Au moins 600 volontaires pour former la réserve médicale à Bruxelles

Au moins 600 volontaires pour former la réserve médicale à Bruxelles

Tandis que la Belgique attend le pic de l’épidémie de Covid-19, les mesures préventives se multiplient. Iriscare, organisme d’intérêt public bicommunautaire, a choisi de lancer une plateforme accueillant des volontaires afin de former une liste de réserve du personnel médical pour la région bruxelloise. Lancée le 19 mars, elle comptait ce mercredi 25 mars déjà plus de 600 volontaires. Cela ne sera pas de trop pour venir en aide aux hôpitaux de Bruxelles, qui sont déjà énormément sollicités, bien que le paroxysme de la situation ne se soit pas encore manifesté.

Dans les centres de soins belges, on le sait, le pic de contamination n’est pas encore arrivé. Mais il est imminent, alors on se prépare. Jeudi dernier, Iriscare a mis en place une plateforme pour recenser les volontaires souhaitant faire partie d’une réserve médicale. Les citoyens visés sont particulièrement ceux ayant une expérience dans le domaine médical. On entend par là les retraités du secteur, et les étudiants en médecine, de leur deuxième à leur septième et dernière année de formation, qui multiplient de tous temps les expériences pratiques.

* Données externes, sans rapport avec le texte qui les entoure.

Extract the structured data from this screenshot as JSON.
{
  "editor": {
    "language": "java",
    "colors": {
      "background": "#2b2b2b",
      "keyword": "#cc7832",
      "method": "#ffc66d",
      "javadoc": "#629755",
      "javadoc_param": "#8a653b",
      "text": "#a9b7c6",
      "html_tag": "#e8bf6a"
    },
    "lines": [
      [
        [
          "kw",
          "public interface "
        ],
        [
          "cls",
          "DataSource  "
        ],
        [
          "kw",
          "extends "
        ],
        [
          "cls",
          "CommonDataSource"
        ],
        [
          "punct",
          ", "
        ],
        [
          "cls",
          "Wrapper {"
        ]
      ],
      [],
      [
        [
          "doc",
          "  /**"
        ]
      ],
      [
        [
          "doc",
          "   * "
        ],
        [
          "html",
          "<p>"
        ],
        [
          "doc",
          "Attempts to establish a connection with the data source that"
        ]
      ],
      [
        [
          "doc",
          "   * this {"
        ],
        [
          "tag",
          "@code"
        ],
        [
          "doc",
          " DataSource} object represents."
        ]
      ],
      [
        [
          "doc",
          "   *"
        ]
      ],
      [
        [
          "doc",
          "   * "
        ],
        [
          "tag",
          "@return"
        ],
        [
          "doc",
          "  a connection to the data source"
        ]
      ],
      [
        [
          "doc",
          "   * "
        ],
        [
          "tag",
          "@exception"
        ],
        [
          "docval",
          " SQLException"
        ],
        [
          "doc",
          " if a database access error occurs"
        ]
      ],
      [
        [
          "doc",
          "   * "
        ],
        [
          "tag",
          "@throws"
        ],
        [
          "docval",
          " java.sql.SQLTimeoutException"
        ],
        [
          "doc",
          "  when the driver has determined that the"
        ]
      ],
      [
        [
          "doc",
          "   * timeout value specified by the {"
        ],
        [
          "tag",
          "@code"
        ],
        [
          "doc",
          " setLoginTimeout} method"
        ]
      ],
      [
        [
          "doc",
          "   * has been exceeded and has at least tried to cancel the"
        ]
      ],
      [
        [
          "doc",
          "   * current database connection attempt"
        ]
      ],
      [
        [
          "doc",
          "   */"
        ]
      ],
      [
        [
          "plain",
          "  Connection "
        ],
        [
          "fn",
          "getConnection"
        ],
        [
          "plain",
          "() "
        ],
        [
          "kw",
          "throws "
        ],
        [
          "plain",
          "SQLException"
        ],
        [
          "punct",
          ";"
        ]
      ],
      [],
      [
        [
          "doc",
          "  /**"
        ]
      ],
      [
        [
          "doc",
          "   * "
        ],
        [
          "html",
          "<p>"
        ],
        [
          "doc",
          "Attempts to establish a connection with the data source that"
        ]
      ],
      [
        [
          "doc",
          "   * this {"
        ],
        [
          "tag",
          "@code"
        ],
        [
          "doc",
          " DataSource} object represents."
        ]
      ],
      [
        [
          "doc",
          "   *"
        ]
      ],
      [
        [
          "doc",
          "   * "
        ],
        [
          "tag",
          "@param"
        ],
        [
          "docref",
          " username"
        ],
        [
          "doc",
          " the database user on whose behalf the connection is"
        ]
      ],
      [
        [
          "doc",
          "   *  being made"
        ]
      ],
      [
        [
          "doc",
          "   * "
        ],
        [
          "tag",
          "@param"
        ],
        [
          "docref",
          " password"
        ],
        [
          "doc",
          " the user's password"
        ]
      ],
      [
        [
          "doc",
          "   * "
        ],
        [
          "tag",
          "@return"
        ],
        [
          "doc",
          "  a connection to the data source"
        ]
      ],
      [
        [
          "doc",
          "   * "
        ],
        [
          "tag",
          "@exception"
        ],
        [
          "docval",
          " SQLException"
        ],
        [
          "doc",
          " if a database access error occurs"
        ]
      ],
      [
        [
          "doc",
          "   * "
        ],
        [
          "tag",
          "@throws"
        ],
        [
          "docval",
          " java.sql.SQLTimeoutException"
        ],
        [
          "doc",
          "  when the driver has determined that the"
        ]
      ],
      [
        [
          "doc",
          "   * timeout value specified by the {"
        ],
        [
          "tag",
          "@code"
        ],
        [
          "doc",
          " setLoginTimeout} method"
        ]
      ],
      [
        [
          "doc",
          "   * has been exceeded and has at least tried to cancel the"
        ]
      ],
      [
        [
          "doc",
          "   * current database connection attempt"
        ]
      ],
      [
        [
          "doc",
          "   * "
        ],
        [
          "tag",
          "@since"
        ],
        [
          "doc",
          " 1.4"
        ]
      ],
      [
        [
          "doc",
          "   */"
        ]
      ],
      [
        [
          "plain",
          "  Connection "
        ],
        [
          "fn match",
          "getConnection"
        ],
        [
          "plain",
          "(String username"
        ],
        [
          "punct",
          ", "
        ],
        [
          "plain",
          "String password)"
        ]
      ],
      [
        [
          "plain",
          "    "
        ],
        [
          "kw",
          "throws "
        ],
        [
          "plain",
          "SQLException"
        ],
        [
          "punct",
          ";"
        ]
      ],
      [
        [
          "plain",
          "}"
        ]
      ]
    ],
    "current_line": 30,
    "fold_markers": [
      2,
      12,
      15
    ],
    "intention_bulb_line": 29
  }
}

A l’heure actuelle, les volontaires pourront être déployés dans les établissements de soins qui en ont besoin. Sven Heyndricks, porte-parole d’iriscare, confirme : « Ce matin, nous étions à 600 volontaires. Cela monte quand même assez vite. Nous espérons que cela va continuer. Nous souhaitons faire plus connaitre la plateforme. Le but est de se préparer à Bruxelles. Plus la situation s’étend dans la durée, plus elle deviendra dure, et plus le personnel de soin sera touché. Nous préparons cette réserve pour la mettre à disposition des institutions de soins. » Comme certaines institutions de soins ont contacté les administrateurs de la plateforme pour entrer en contact avec les volontaires, il est sûr que plusieurs ont démarré leur service en faveur de la communauté.

Besoin de personnel qualifié

En effet, il existe un besoin réel dans les hôpitaux bruxellois, car on manque de personnels qualifiés, notamment dans les services de soins intensifs. Benoît Debande, directeur général administratif du Chirec, indique à Sudpresse : « Au niveau de Saint-Anne et de Braine, nous avons rempli notre capacité de soins intensifs. Sur Delta, nous avons trois unités de soins intensifs (USI) et on vient d’en ouvrir une quatrième. Mais on sent la marée qui monte. Il faut avoir des médecins et des infirmières en suffisance pour les staffer. Le problème qui arrive maintenant, c’est qu’on commence à manquer à la fois de médecins et d’infirmières. Pour les deux, ce sont des compétences très particulières. »

Autres points noirs : la situation concernant les ressources en médicaments. Plus particulièrement, ceux utilisés par les services de soins intensifs. Benoît Debande s’alarme dans les colonnes de SudPresse : « les stocks de produits que l’on utilise d’habitude sont en train de s’épuiser ». Et il est difficile d’en racheter. En effet, les hôpitaux enregistrent moins de recettes depuis le début de la crise sanitaire liée au coronavirus, et surtout depuis le début du confinement. En parallèle, les prix pour les matériels sont en constante augmentation, du fait de la demande qui suit le même chemin. C’est notamment le cas pour les fameux masques FFP2. Il faut donc espérer que durant le pic, les hôpitaux bruxellois pourront compter sur du matériel et du personnel en quantité suffisante afin de pouvoir lutter efficacement.